Cancer Cells Can Go Into Bear-Like Hibernation to Evade Chemotherapy
Cancer cells are able to hibernate like "bears in winter" when a threat like chemotherapy treatment attacks them, according to new research – apparently adopting the tactic used by some animals (though long since lost in humans) to survive through periods when resources are scarce.
Knowing exactly how cancers evade and stand up to drug treatments is an important part of working towards defeating them for good, which is why understanding this hibernation behaviour could play a crucial role in future research. Cancers can often return after staying dormant or apparently disappearing for several years following treatment.
Preclinical research on human colorectal cancer cells revealed that they were able to slow down into a low-maintenance, "drug-tolerant persister" (DTP) state, which would help explain some failures in therapy and tumour relapses.
"The tumour is acting like a whole organism, able to go into a slow-dividing state, conserving energy to help it survive," says a researcher, from the Princess Margaret Cancer Centre in Canada.
"There are examples of animals entering into a reversible and slow-dividing state to withstand harsh environments. It appears that cancer cells have craftily co-opted this same state for their survival benefit."
Collecting human colorectal cancer cells in a petri dish and exposing the cells to chemotherapy, the researchers observed the colorectal cancer cells go into the same hibernation state, in a coordinated way, when chemotherapy drugs were present. The cells stopped expanding, which means they required very little in the way of nutrients to carry on living.
These observations also "fit a mathematical model where all cancer cells, and not a small subpopulation, possess an equipotent capacity to become DTPs", which suggests these survival strategies could be seen in all cancer cells.
Researchers also used xenografts of colorectal cancer cells on different sets of mice. Once the mice developed tumours of certain sizes, researchers treated the mice with standard chemotherapy regimens. Scientists observed negligible tumour growth in mice receiving treatments during an eight-week period.
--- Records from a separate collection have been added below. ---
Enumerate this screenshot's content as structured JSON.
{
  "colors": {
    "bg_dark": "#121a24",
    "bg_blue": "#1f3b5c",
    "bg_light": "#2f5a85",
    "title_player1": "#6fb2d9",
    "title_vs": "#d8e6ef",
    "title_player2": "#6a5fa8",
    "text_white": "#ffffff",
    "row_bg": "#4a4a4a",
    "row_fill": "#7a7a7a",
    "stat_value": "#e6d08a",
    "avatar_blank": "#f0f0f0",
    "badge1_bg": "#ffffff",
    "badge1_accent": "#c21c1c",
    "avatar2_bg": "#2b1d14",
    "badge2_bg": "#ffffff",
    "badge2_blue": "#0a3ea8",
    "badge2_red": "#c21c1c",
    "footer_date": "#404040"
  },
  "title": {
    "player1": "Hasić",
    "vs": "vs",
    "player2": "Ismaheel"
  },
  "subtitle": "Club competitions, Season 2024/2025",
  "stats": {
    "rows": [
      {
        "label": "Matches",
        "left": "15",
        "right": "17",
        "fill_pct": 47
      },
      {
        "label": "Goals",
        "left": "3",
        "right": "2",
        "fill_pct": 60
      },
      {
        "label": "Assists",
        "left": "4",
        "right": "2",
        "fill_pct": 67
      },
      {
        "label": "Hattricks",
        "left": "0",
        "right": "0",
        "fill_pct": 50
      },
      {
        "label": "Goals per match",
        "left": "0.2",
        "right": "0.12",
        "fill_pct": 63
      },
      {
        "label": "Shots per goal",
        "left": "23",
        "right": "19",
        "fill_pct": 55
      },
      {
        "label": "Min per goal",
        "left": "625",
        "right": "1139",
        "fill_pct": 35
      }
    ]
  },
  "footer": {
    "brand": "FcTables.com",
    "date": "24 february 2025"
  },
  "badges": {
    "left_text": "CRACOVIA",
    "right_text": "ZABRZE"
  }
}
When treatment stopped, tumour growth began again.
Cancer cells taken from the tumours following a regrowth period were then grafted into different mice and treated again. The regrown cells remained sensitive to treatments, and their growth stopped and started in the same fashion, findings consistent with cancer cells entering a DTP state.
This DTP state closely resembles a hibernation-like state called embryonic dispause that mice embryos fall back on as a sort of emergency survival mode. Embryonic diapause enables many animals, including mice, to effectively put embryonic development on pause until environmental conditions are more favourable.
Here, cancer cells have been found doing a similar trick. Another link between the DTP state and embryonic diapause is their reliance on a biological mechanism called autophagy, in which cells essentially eat themselves to find the sustenance they need. Autophagy happens naturally in the body as a way of clearing out waste, but in this case cancers are using it to stay alive.
"We never actually knew that cancer cells were like hibernating bears," says an oncologist, from the Princess Margaret Cancer Centre. "This study also tells us how to target these sleeping bears so they don't hibernate and wake up to come back later, unexpectedly."
"I think this will turn out to be an important cause of drug resistance, and will explain something we did not have a good understanding of previously."
By targeting and inhibiting the autophagy process, the researchers were able to break the hibernation (or DTP) state and kill the cancer cells off for good with chemotherapy. This could be one approach for tackling cancer tumours that are resistant to conventional treatments in the future.
Scientists already know about several other ways that cancers can hide away in the body, so this new study adds to a growing collection of evidence about how to take on the cancer cells that are most resistant to current drugs and approaches.
"This gives us a unique therapeutic opportunity," says the researcher. "We need to target cancer cells while they are in this slow-cycling, vulnerable state before they acquire the genetic mutations that drive drug-resistance.
"It is a new way to think about resistance to chemotherapy and how to overcome it."
The research has been published in Cell.